UK - Cardano’s £4bn solvency management portfolios outperformed traditional investment approaches by around 15% over the two years to 30 June, while reducing portfolio risk at the same time, the company said.
Solvency management is a form of fiduciary management that involves managing pension fund assets against liabilities in a risk-controlled way.
Ralph Frank, head of solutions at Cardano UK, said: “Improving funding ratios is a long-term game, but our focus on strong performance, with low levels of risk relative to liabilities, is already delivering results for our clients.”
Cardano assumes an asset allocation for a traditional portfolio of 70% equities, 20% bonds and 10% property.
It attributes the outperformance of its solvency management portfolios to the poor performance of these asset classes in 2008, as well as the way in which the company rotates clients’ asset allocations across different asset classes and investment funds.
Richard Dowell, Cardano head of clients, said: “We are able to be more active on where we believe the best value is for our clients.

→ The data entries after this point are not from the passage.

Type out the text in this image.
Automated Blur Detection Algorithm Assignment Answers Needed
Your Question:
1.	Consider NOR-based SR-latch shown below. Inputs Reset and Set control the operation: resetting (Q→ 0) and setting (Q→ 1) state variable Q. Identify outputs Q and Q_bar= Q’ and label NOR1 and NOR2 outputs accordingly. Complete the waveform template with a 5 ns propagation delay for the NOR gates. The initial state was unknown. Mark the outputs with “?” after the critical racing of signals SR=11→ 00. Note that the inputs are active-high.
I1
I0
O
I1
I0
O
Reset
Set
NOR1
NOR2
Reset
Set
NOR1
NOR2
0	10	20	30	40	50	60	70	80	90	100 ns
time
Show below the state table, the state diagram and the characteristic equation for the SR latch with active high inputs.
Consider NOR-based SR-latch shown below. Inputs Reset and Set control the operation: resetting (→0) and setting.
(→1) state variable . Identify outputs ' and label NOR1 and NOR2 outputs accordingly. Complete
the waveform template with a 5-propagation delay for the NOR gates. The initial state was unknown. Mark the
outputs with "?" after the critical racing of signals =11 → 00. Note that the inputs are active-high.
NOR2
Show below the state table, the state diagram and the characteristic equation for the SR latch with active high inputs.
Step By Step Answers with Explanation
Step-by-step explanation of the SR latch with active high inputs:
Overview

“Looking back into 2008-09, the risk/reward for corporate bonds and other credit-related assets was more attractive than equities because they sit higher on the balance sheet, and we moved out of equities into credit.
“It’s those sorts of decisions we can make in a portfolio because we are trying to outperform [clients’] liabilities at all times rather than a traditional asset allocation benchmark.”
Cardano could turn around a portfolio’s asset allocation within days, having agreed investment parameters with trustees at the outset, he said.
UK industry pension liabilities have soared 20% over the last two years due to very low interest rates, but Cardano has halved the level of risk against its clients’ liabilities, he said.
“Three or four years ago, the general thought about de-risking was that it always meant cutting return, but it doesn’t,” he added.
“It’s all about building a more efficient portfolio.”